熊川哲也が感じる情報社会の危うさ「だからこそバレエを」
2023年には「熊川財団」を発足し、高い志と才能を持つ子どもに奨学金を出しサポートを続ける熊川さんですが、バレエ教育への強い思いがあるといいます。
熊川哲也さん:
「すごく便利な文明の力が発達して、怖い世界に突入している危機感もありつつ、そこに対峙するためには、人の感情がAIに勝っていかなきゃいけない。それがクラシックバレエ教える上でキーになりそうな気がしてて」
情報社会の今だからこそバレエを学んで欲しいー。

熊川哲也さん:
「やっぱりね、“バレエにはセリフがない”というのは、ものすごい大きなキーだと思う。隣の人は高く跳んだけど、俺はここまでしか跳んでいない。

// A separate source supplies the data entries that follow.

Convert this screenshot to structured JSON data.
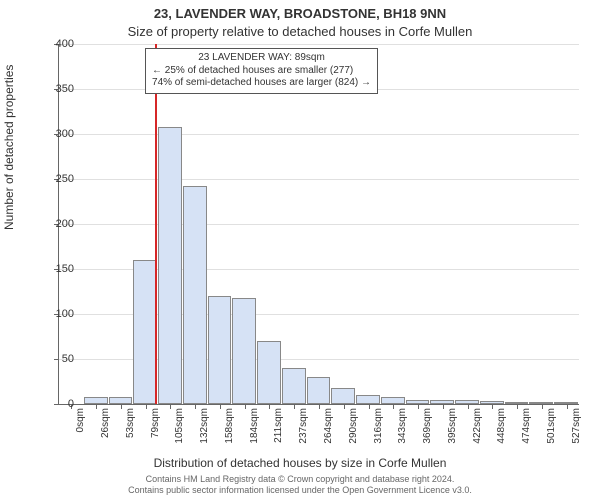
{
  "title_line1": "23, LAVENDER WAY, BROADSTONE, BH18 9NN",
  "title_line2": "Size of property relative to detached houses in Corfe Mullen",
  "ylabel": "Number of detached properties",
  "xlabel": "Distribution of detached houses by size in Corfe Mullen",
  "footer_line1": "Contains HM Land Registry data © Crown copyright and database right 2024.",
  "footer_line2": "Contains public sector information licensed under the Open Government Licence v3.0.",
  "chart": {
    "type": "histogram",
    "y_min": 0,
    "y_max": 400,
    "y_tick_step": 50,
    "categories": [
      "0sqm",
      "26sqm",
      "53sqm",
      "79sqm",
      "105sqm",
      "132sqm",
      "158sqm",
      "184sqm",
      "211sqm",
      "237sqm",
      "264sqm",
      "290sqm",
      "316sqm",
      "343sqm",
      "369sqm",
      "395sqm",
      "422sqm",
      "448sqm",
      "474sqm",
      "501sqm",
      "527sqm"
    ],
    "values": [
      0,
      8,
      8,
      160,
      308,
      242,
      120,
      118,
      70,
      40,
      30,
      18,
      10,
      8,
      5,
      4,
      4,
      3,
      2,
      1,
      1
    ],
    "bar_fill": "#d6e2f5",
    "bar_stroke": "#888888",
    "grid_color": "#e0e0e0",
    "axis_color": "#666666",
    "background": "#ffffff",
    "reference_line": {
      "value_sqm": 89,
      "color": "#d62728"
    },
    "info_box": {
      "line1": "23 LAVENDER WAY: 89sqm",
      "line2": "← 25% of detached houses are smaller (277)",
      "line3": "74% of semi-detached houses are larger (824) →",
      "border_color": "#555555",
      "background": "#ffffff"
    },
    "title_font_weight": "bold",
    "font_family": "Arial",
    "title_fontsize": 13,
    "label_fontsize": 12,
    "tick_fontsize": 11,
    "xtick_fontsize": 10,
    "box_fontsize": 10,
    "footer_fontsize": 9
  }
}
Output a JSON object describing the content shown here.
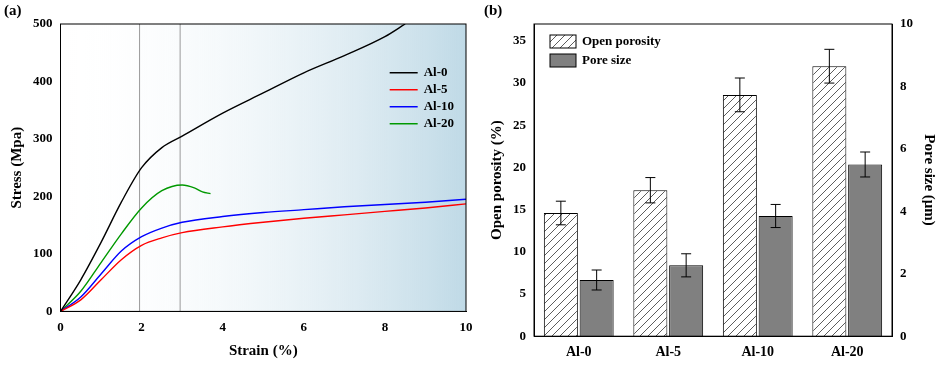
{
  "chart_data": [
    {
      "type": "line",
      "title": "(a)",
      "x_label": "Strain (%)",
      "y_label": "Stress (Mpa)",
      "xlim": [
        0,
        10
      ],
      "xticks": [
        0,
        2,
        4,
        6,
        8,
        10
      ],
      "ylim": [
        0,
        500
      ],
      "yticks": [
        0,
        100,
        200,
        300,
        400,
        500
      ],
      "grid": false,
      "legend": "upper right",
      "vlines": [
        1.95,
        2.95
      ],
      "series": [
        {
          "name": "Al-0",
          "color": "#000000",
          "x": [
            0,
            0.5,
            1,
            1.5,
            2,
            2.5,
            3,
            4,
            5,
            6,
            7,
            8,
            8.5
          ],
          "values": [
            0,
            55,
            120,
            190,
            250,
            285,
            305,
            345,
            380,
            415,
            445,
            478,
            500
          ]
        },
        {
          "name": "Al-5",
          "color": "#ff0000",
          "x": [
            0,
            0.5,
            1,
            1.5,
            2,
            2.5,
            3,
            4,
            5,
            6,
            7,
            8,
            9,
            10
          ],
          "values": [
            0,
            20,
            55,
            90,
            115,
            128,
            137,
            147,
            155,
            162,
            168,
            174,
            180,
            187
          ]
        },
        {
          "name": "Al-10",
          "color": "#0000ff",
          "x": [
            0,
            0.5,
            1,
            1.5,
            2,
            2.5,
            3,
            4,
            5,
            6,
            7,
            8,
            9,
            10
          ],
          "values": [
            0,
            25,
            65,
            105,
            130,
            145,
            155,
            165,
            172,
            177,
            182,
            186,
            190,
            195
          ]
        },
        {
          "name": "Al-20",
          "color": "#009900",
          "x": [
            0,
            0.5,
            1,
            1.5,
            2,
            2.5,
            3,
            3.3,
            3.5,
            3.7
          ],
          "values": [
            0,
            35,
            85,
            135,
            180,
            210,
            220,
            215,
            208,
            205
          ]
        }
      ]
    },
    {
      "type": "bar",
      "title": "(b)",
      "categories": [
        "Al-0",
        "Al-5",
        "Al-10",
        "Al-20"
      ],
      "y_label": "Open porosity (%)",
      "y2_label": "Pore size (μm)",
      "ylim": [
        0,
        37
      ],
      "yticks": [
        0,
        5,
        10,
        15,
        20,
        25,
        30,
        35
      ],
      "y2lim": [
        0,
        10
      ],
      "y2ticks": [
        0,
        2,
        4,
        6,
        8,
        10
      ],
      "grid": false,
      "legend": "upper left",
      "series": [
        {
          "name": "Open porosity",
          "color": "#ffffff",
          "values": [
            14.6,
            17.3,
            28.6,
            32.0
          ],
          "errors": [
            1.4,
            1.5,
            2.0,
            2.0
          ]
        },
        {
          "name": "Pore size",
          "color": "#808080",
          "axis": "y2",
          "values": [
            1.8,
            2.27,
            3.85,
            5.5
          ],
          "errors": [
            0.32,
            0.37,
            0.37,
            0.4
          ]
        }
      ]
    }
  ]
}
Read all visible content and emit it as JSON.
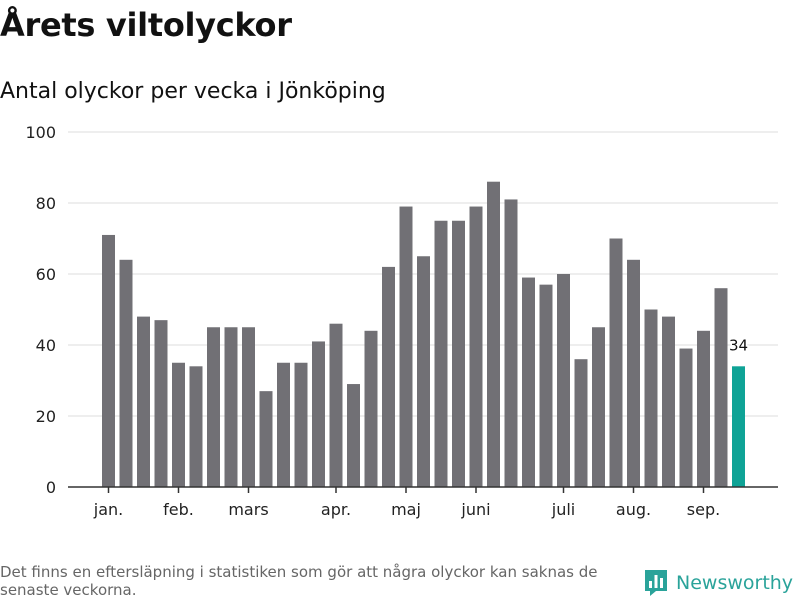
{
  "title": "Årets viltolyckor",
  "subtitle": "Antal olyckor per vecka i Jönköping",
  "footnote": "Det finns en eftersläpning i statistiken som gör att några olyckor kan saknas de senaste veckorna.",
  "brand": {
    "name": "Newsworthy",
    "icon": "bar-chart-logo-icon"
  },
  "colors": {
    "bar": "#717075",
    "highlight": "#0fa396",
    "grid": "#dddddd",
    "axis": "#333333",
    "brand": "#2aa39a"
  },
  "chart_data": {
    "type": "bar",
    "title": "",
    "xlabel": "",
    "ylabel": "",
    "ylim": [
      0,
      100
    ],
    "y_ticks": [
      0,
      20,
      40,
      60,
      80,
      100
    ],
    "grid": true,
    "values": [
      71,
      64,
      48,
      47,
      35,
      34,
      45,
      45,
      45,
      27,
      35,
      35,
      41,
      46,
      29,
      44,
      62,
      79,
      65,
      75,
      75,
      79,
      86,
      81,
      59,
      57,
      60,
      36,
      45,
      70,
      64,
      50,
      48,
      39,
      44,
      56,
      34
    ],
    "month_labels": [
      {
        "label": "jan.",
        "at_bar": 0
      },
      {
        "label": "feb.",
        "at_bar": 4
      },
      {
        "label": "mars",
        "at_bar": 8
      },
      {
        "label": "apr.",
        "at_bar": 13
      },
      {
        "label": "maj",
        "at_bar": 17
      },
      {
        "label": "juni",
        "at_bar": 21
      },
      {
        "label": "juli",
        "at_bar": 26
      },
      {
        "label": "aug.",
        "at_bar": 30
      },
      {
        "label": "sep.",
        "at_bar": 34
      }
    ],
    "highlight_index": 36,
    "highlight_label": "34"
  }
}
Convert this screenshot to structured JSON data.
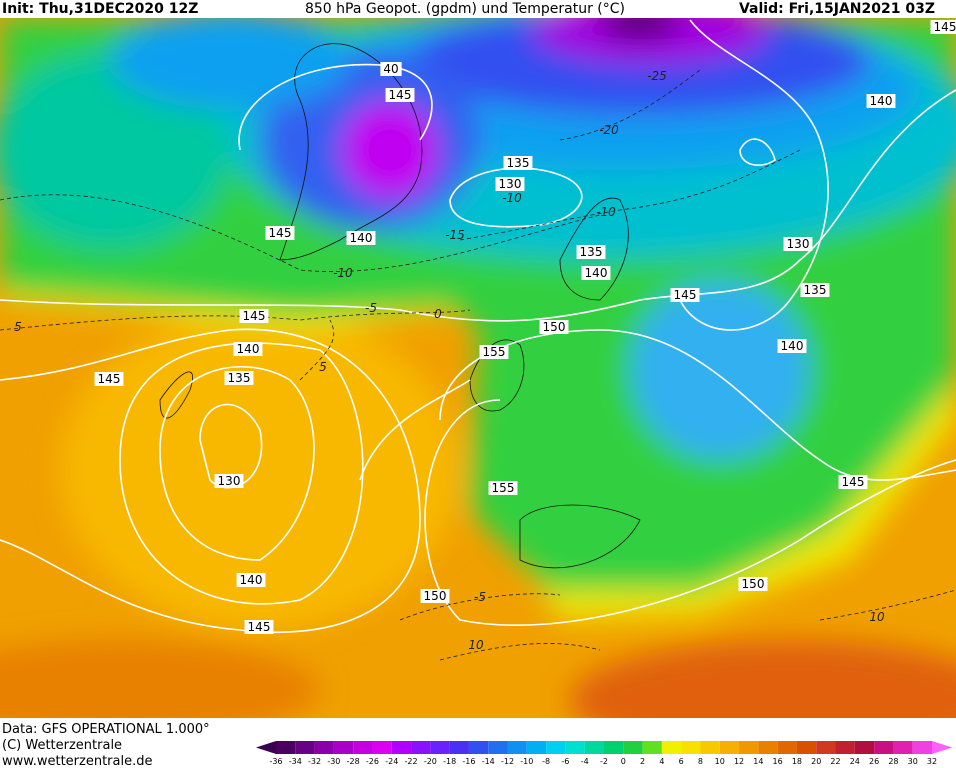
{
  "header": {
    "init": "Init: Thu,31DEC2020 12Z",
    "title": "850 hPa Geopot. (gpdm) und Temperatur (°C)",
    "valid": "Valid: Fri,15JAN2021 03Z"
  },
  "map": {
    "geopotential_labels": [
      40,
      145,
      135,
      130,
      145,
      140,
      135,
      140,
      145,
      135,
      130,
      140,
      145,
      150,
      140,
      155,
      140,
      135,
      145,
      130,
      155,
      145,
      140,
      150,
      145,
      150,
      145
    ],
    "temperature_labels": [
      -25,
      -20,
      -10,
      -10,
      -15,
      -10,
      -5,
      0,
      5,
      5,
      -5,
      10,
      10
    ]
  },
  "colorbar": {
    "levels": [
      -36,
      -34,
      -32,
      -30,
      -28,
      -26,
      -24,
      -22,
      -20,
      -18,
      -16,
      -14,
      -12,
      -10,
      -8,
      -6,
      -4,
      -2,
      0,
      2,
      4,
      6,
      8,
      10,
      12,
      14,
      16,
      18,
      20,
      22,
      24,
      26,
      28,
      30,
      32
    ],
    "colors": [
      "#3a0050",
      "#4b0060",
      "#6a0085",
      "#8a00a8",
      "#a800c8",
      "#c400e0",
      "#dc00f0",
      "#b000ff",
      "#8a10ff",
      "#6a20ff",
      "#4a30f0",
      "#3050f0",
      "#2070f0",
      "#1090f0",
      "#00b0f0",
      "#00d0f0",
      "#00e0d0",
      "#00d8a0",
      "#00d070",
      "#20d040",
      "#60e020",
      "#f0f000",
      "#f8e000",
      "#f8c800",
      "#f8b000",
      "#f09800",
      "#e88000",
      "#e06800",
      "#d85000",
      "#d03820",
      "#c02030",
      "#b01040",
      "#c81080",
      "#e020b0",
      "#f040e0",
      "#ff60ff"
    ]
  },
  "footer": {
    "data": "Data: GFS OPERATIONAL 1.000°",
    "copyright": "(C) Wetterzentrale",
    "url": "www.wetterzentrale.de"
  }
}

こっちは汚く跳んでいるけど、僕はキレイに跳んでるじゃんとか、個人が優先されていくことになるから、個性の教育になる」

セリフがないバレエ。喜怒哀楽を踊りと表情だけで表現するからこそ、人間らしい感情が育まれると熊川さんは信じています。
子どもを魅了する仕掛けも…新作「マーメイド」
バレエを目指す子どもを増やそうと、熊川さんが今取り組んでいるのが、アンデルセンの童話「人魚姫」を題材にした「マーメイド」です。

熊川哲也さん:
「子どもたちに見てもらって、『あの舞台に立ちたい』とか『バレリーナになりたい』という子どもたちを、業界底上げを含めて増やしたい。例えば今、大谷君がいて、子どもは『野球をやりたい』って思うわけじゃないですか」
舞台の美術セットも、子どもたちが楽しめるようこだわりました。

ステージ後方には、水平に何本もワイヤーをはり「きらきら光る海の水面」を表現。ワイヤーの間隔が上に行くほど狭くなっているので、遠くまで続く海原のように見えます。

舞台の幕にも、まるで水中にいるかのような魚の大群が描かれています。